Surely a reason for major concern as the gold price holds above $400 and threatens to move higher.
The implications are two-fold. Firstly that the commercials stand to lose a vast amount of money if the gold price spikes much higher. So far they seem able to contain the damage, but sooner or later margin requirements will suck them dry; if the committees who look after risk management in these organisations do not pull the plug on the short positions and force them to start closing.

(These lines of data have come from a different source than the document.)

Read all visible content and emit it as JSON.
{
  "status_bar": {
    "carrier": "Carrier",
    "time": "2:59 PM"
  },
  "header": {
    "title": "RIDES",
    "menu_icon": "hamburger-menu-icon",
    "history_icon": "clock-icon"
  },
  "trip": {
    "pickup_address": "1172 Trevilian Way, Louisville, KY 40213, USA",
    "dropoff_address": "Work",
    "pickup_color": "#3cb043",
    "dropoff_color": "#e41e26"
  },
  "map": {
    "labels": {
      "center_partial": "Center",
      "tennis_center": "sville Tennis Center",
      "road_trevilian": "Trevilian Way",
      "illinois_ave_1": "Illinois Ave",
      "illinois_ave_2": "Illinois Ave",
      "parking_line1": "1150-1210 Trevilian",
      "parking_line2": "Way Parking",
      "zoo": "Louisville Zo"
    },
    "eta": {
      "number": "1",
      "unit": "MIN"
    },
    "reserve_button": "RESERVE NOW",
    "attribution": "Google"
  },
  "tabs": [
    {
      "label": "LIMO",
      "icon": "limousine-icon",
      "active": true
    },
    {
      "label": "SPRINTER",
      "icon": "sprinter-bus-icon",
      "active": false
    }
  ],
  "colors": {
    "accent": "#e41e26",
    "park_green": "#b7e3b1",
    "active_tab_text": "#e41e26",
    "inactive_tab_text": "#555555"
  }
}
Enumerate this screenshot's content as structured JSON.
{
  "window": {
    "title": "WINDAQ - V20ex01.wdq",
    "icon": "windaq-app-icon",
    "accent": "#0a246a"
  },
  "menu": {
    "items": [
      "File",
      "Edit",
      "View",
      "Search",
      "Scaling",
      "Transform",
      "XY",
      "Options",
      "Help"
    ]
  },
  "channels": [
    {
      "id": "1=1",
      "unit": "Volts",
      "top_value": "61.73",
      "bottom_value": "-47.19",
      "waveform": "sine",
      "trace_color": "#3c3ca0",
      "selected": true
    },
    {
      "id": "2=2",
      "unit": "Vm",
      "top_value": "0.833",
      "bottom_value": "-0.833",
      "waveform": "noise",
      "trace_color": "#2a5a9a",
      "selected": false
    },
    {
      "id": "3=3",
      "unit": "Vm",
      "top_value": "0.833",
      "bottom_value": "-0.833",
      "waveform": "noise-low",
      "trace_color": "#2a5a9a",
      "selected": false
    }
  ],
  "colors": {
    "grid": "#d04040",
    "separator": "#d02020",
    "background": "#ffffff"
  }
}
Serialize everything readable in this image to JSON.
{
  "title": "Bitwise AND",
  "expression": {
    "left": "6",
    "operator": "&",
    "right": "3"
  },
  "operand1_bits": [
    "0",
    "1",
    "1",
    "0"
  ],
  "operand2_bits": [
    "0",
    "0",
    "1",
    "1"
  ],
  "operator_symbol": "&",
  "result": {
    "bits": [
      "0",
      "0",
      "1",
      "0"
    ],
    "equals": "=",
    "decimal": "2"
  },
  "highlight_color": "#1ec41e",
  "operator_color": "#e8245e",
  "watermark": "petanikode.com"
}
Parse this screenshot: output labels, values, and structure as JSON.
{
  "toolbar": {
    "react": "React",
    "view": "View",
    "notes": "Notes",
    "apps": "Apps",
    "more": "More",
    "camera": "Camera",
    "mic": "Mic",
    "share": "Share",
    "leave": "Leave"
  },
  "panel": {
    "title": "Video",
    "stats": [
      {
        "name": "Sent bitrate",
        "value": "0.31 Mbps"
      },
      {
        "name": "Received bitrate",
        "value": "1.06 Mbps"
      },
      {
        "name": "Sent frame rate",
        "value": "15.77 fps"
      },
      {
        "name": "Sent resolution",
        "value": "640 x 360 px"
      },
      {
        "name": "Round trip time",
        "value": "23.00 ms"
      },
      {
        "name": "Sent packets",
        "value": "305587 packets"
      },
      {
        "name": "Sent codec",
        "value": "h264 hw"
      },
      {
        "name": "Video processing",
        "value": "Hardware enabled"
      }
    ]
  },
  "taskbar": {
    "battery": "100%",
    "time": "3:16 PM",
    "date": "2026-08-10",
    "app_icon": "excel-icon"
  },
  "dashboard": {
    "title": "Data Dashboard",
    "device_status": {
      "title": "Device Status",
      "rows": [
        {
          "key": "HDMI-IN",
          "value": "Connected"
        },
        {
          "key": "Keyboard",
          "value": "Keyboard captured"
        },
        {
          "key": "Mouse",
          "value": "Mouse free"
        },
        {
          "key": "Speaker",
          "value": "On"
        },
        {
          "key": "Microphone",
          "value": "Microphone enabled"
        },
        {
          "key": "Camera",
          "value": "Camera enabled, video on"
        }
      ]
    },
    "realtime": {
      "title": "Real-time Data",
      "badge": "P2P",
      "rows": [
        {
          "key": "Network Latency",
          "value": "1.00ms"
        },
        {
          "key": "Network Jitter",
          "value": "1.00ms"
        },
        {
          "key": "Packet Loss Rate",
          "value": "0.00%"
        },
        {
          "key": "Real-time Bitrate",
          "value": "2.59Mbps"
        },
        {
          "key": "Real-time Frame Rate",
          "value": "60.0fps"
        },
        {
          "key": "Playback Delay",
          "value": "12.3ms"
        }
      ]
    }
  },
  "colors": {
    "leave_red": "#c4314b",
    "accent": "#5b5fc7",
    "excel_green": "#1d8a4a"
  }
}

The second implication is that the gold price is currently being contained, in the face of strong and rising demand, by determined selling by the commercial interests. If they now should turn buyers, it will leave a supply vacuum; yet, at the same time, the evidence or the news that they are doing so should ignite a feeding frenzy among the gold bulls, which in turn will draw in many new buyers. With practically no supply coming into the market, and panic buying from the shorts who try to cover, it would be most surprising if gold does not move higher by $100 and more per week.
For many weeks.
Strong rand? Yes, we will still have a stronger rand according to the technicals. But with gold perhaps doubling in price early in 2004 the odds that the rand could gain against the dollar, down to say R4,00 or lower, is most unlikely. This means that the odds for a good jump in the rand gold price – and thus for the gold shares as well – are looking up.
When to pile into gold shares again? Difficult to say - with the situation highly explosive. Some unforeseen event could trigger a spike in the gold price at any moment and thereby set off the whole catastrophe, at least from the perspective of the commercials.
But one fact is clear – if one does not have at least a good foothold in gold equities, and physical gold as well, there is little hope of getting into the market once gold explodes.
Who knows? We might even see some action before Christmas.